Estas descripciones expresan una diversidad de vivencias de lo aéreo: desconsuelo ante un paisaje urbano tan confuso y estridente como desolador; nostalgia en un zureo de palomas; arrebato y precipitación hacia el cuerpo propio; barahúnda íntima en un ascensor; orgullo por el linaje y la estirpe; transformación del agotamiento en fervor y éxtasis. Textos que constituyen rizomas entre los muchos en que devino el seminario.

Círculos, espirales, patrones
KARLA MONTALVO

Nos dejaron un ejercicio: describir un rascacielos. Durante dos semanas pienso que debería hacerlo sobre la torre de Calgary. Finalmente, me siento y reviso las fotos de cuando la visité. Las primeras que hice en la ciudad canadiense, para mi sorpresa, fueron desde la torre, no de la torre. Busco una del edificio —al menos una—, pero no aparece. No le tomé ninguna. Es extraño porque es una construcción enorme y a su alrededor hay otras que constituyen «el centro». El resto de la ciudad se conforma de casas o construcciones muy pequeñas y de ello resulta que desde cualquier punto se pueden ver esas edificaciones altas. Estuve 24 horas en Calgary y caminé y caminé, y recuerdo que la torre fue una presencia constante; estaba ahí cuando me detenía a tomar aire, cuando terminaba de mirar el mapa en mi teléfono, desde la ventana del hotel. Yo, que soy casi una japonesa —perdonen, japoneses, el estereotipo—, por alguna razón, no le tomé una foto a la torre gigantesca que se ve desde cualquier punto de la ciudad. Ni una. ¿Tal vez era demasiado obvio? ¿Tal vez de tanto estar ahí no había necesidad? ¿Perdí esas fotos?

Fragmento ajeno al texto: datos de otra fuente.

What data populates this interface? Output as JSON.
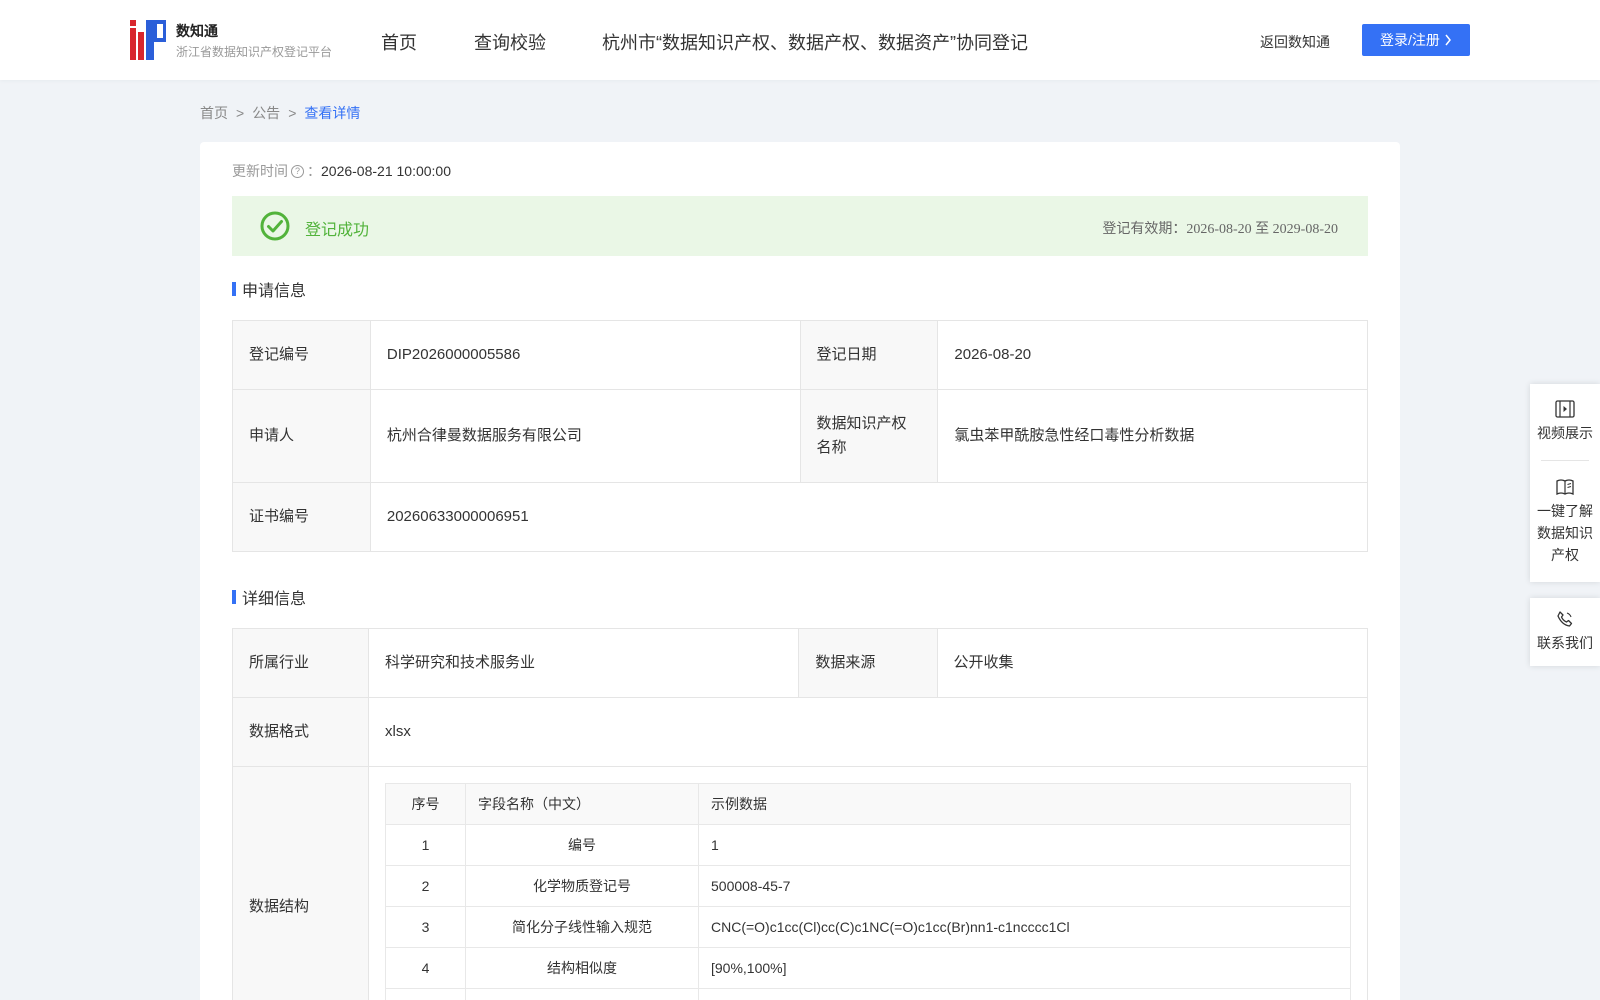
{
  "header": {
    "logo_title": "数知通",
    "logo_subtitle": "浙江省数据知识产权登记平台",
    "nav": [
      "首页",
      "查询校验",
      "杭州市“数据知识产权、数据产权、数据资产”协同登记"
    ],
    "back_link": "返回数知通",
    "login_label": "登录/注册",
    "accent_color": "#3471f5"
  },
  "breadcrumb": [
    "首页",
    "公告",
    "查看详情"
  ],
  "update": {
    "label": "更新时间",
    "colon": "：",
    "value": "2026-08-21 10:00:00"
  },
  "status": {
    "text": "登记成功",
    "validity": "登记有效期：2026-08-20 至 2029-08-20",
    "color": "#52b33b"
  },
  "apply_section": {
    "title": "申请信息",
    "reg_no_label": "登记编号",
    "reg_no": "DIP2026000005586",
    "reg_date_label": "登记日期",
    "reg_date": "2026-08-20",
    "applicant_label": "申请人",
    "applicant": "杭州合律曼数据服务有限公司",
    "ip_name_label": "数据知识产权名称",
    "ip_name": "氯虫苯甲酰胺急性经口毒性分析数据",
    "cert_no_label": "证书编号",
    "cert_no": "20260633000006951"
  },
  "detail_section": {
    "title": "详细信息",
    "industry_label": "所属行业",
    "industry": "科学研究和技术服务业",
    "source_label": "数据来源",
    "source": "公开收集",
    "format_label": "数据格式",
    "format": "xlsx",
    "structure_label": "数据结构",
    "structure_headers": [
      "序号",
      "字段名称（中文）",
      "示例数据"
    ],
    "structure_rows": [
      [
        "1",
        "编号",
        "1"
      ],
      [
        "2",
        "化学物质登记号",
        "500008-45-7"
      ],
      [
        "3",
        "简化分子线性输入规范",
        "CNC(=O)c1cc(Cl)cc(C)c1NC(=O)c1cc(Br)nn1-c1ncccc1Cl"
      ],
      [
        "4",
        "结构相似度",
        "[90%,100%]"
      ],
      [
        "",
        "",
        ""
      ]
    ]
  },
  "sidebar": {
    "video": "视频展示",
    "learn": "一键了解数据知识产权",
    "contact": "联系我们"
  }
}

La torre es un gran tubo que remata en una cápsula desde donde se aprecia, a 1 228 metros de altura, los 360 grados de la ciudad de Calgary. Me dieron un aparatejo que me iba a explicar no sé qué cosas. Pero la verdad no le entendí. Estaba ansiosa. Las ventanas que rodeaban la cápsula eran enormes. Enormes. Y desde ahí se veían los techos de los grandes edificios del centro y, más allá, el resto de la ciudad. Afuera del elevador había una zona en la que, además de los cristales verticales, había uno que se extendía sobre el piso. Las personas se sentaban en él, supongo, para sentir que volaban. O que estaban por caer. O que podían estar sobre semejante altura sin precipitarse.

Caminé por la circunferencia. Miraba el río cuando se podía ver el río, la extensión de la ciudad cuando parecía que aquella mancha seguía y seguía, profunda, hasta el horizonte; los techos cuando había techos. Pero luego, no sé por qué, no sé movida por qué fuerza, comencé a caminar a través del pasillo circular cada vez más rápido, sin poder detenerme. Hasta que empecé a sentir que las rodillas no respondían y estaban a punto de doblarse, y luego surgieron las náuseas y el vértigo: daba vueltas alrededor de aquella inmensidad, que a pesar de estar rodeada de cosas, era un vacío.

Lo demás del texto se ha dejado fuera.